Another suggestion embedded in the Russell passage is the notion that if God existed, he would be just another physical thing in the physical universe. But of course this has nothing to do with anything maintained by any sophisticated theist. God is a purely spiritual being.
Another problem with the teapot analogy is that God as traditionally conceived is not an isolani — to use a chess expression. He is not like an isolated pawn, unsupported and unsupporting. For if God exists, then God is the metaphysical cause or ontological ground of the existence of every contingent being, and indeed, of every being distinct from himself, contingent or necessary. He is the ‘ontological support’ of everything other than God. This is not true of lunar unicorns and celestial teapots. If there is a lunar unicorn, then this is just one more isolated fact about the universe. But if God exists, then everything is unified by this fact: everything has the ground of its being, its intelligibility, and its value in the creative activity of this one and only paradigmatic being.

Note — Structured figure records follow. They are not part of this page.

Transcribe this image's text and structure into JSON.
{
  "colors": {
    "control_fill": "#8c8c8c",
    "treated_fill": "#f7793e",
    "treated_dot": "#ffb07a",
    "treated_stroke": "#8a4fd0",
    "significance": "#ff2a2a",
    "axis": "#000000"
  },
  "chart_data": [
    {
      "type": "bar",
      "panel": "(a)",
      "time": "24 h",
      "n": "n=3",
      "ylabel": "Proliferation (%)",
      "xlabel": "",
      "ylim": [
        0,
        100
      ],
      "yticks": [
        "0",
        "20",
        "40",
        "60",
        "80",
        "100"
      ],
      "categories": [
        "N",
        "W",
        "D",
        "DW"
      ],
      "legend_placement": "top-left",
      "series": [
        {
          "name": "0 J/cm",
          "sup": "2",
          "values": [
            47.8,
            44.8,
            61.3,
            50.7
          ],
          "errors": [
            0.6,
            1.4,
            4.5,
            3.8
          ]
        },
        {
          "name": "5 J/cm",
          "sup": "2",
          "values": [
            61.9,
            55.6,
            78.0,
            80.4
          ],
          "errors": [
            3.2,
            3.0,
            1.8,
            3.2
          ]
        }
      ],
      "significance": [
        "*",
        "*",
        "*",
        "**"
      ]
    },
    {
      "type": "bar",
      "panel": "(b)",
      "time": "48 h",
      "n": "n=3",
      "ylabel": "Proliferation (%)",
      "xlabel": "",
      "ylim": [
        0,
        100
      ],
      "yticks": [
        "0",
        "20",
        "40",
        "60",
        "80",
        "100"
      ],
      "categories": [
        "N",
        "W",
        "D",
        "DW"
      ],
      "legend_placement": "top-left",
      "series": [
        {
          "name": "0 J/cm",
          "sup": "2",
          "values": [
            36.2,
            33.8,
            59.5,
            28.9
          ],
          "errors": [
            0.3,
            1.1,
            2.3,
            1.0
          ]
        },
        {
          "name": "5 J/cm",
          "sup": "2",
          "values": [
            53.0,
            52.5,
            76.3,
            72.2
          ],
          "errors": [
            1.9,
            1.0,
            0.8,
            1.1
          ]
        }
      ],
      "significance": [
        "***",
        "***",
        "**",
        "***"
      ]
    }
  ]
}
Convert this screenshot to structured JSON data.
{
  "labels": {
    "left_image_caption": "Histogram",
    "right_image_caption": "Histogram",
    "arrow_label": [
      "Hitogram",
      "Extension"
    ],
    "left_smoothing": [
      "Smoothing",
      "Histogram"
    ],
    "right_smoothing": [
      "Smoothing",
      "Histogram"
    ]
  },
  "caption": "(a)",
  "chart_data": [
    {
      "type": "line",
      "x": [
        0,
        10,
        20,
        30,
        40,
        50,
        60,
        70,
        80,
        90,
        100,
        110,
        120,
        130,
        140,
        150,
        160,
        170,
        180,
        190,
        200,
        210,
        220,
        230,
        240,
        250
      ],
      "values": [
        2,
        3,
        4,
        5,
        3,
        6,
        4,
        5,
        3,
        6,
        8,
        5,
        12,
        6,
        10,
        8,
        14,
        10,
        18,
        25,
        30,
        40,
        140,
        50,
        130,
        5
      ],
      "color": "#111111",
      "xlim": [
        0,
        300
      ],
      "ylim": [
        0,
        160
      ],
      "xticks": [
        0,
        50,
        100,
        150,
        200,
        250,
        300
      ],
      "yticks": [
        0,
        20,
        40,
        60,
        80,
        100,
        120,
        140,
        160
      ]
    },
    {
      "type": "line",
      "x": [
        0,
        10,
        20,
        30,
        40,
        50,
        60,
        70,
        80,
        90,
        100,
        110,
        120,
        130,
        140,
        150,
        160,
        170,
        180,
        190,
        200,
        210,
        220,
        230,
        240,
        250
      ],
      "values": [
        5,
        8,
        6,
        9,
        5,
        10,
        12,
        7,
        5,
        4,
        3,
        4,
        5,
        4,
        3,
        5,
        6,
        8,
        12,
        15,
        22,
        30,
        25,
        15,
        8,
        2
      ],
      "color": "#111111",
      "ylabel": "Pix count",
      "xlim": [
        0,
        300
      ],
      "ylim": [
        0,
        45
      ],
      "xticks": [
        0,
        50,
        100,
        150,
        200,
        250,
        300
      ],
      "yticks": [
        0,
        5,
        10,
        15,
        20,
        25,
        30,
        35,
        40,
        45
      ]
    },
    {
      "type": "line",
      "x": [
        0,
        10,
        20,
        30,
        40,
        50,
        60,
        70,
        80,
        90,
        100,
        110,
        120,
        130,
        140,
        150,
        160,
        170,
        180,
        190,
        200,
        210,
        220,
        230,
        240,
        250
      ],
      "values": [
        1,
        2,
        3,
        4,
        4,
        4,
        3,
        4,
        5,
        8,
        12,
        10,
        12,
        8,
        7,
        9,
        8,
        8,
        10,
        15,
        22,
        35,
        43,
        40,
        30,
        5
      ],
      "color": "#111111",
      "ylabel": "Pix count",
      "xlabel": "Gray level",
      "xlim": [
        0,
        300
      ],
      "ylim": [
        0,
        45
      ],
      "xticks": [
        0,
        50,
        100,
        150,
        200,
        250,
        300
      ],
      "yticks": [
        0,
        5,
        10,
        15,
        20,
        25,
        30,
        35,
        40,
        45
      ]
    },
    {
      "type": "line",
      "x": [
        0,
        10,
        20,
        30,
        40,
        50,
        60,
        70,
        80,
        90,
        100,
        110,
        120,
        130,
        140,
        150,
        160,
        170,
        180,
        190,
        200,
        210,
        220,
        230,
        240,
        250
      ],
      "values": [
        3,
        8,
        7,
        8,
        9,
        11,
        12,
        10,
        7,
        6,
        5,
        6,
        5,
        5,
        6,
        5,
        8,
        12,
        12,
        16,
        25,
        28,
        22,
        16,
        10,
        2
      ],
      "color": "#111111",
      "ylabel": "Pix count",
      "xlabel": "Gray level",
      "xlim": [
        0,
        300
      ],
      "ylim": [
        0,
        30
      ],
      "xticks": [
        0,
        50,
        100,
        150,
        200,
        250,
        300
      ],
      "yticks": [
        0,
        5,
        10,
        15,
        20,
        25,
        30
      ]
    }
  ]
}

This is connected with the fact that one can argue from general facts about the universe to the existence of God, but not from such facts to the existence of lunar unicorns and celestial teapots. Thus there are various sorts of cosmological argument that proceed a contingentia mundi (from the contingency of the world) to a ground of contingent beings. But there is no similar a posteriori argument to a celestial teapot. There are also arguments from truth, from consciousness, from apparent design, from desire, from morality, and others besides.
The very existence of these arguments shows two things. First, since they move from very general facts (the existence of contingent beings, the existence of truth) to the existence of a source of these general facts, they show that God is not a being among beings, not something in addition to what is ordinarily taken to exist. He is not just one more thing that there is. Second, these arguments give positive reason for believing in the existence of God. Are they compelling? No, but then no argument for any substantive philosophical conclusion is compelling.
People such as Russell, Richard Dawkins, and Daniel Dennett who compare God to a celestial teapot betray by so doing a failure to understand, and engage, the very sense of the theist's assertions. To sum up. (i) God is not a gratuitous posit in that there are many detailed and intellectually respectable arguments for the existence of God; (ii) God is not a physical being; (iii) God is not a being who simply exists alongside other beings. He is not just one more item in the ontological inventory. In all three respects, God is quite unlike a celestial teapot, a lunar uncorn, an invisible hippopotamus, and suchlike concoctions.
I am quite at a loss to explain why anyone should think the Teapot analogy any good. It leaks like a sieve.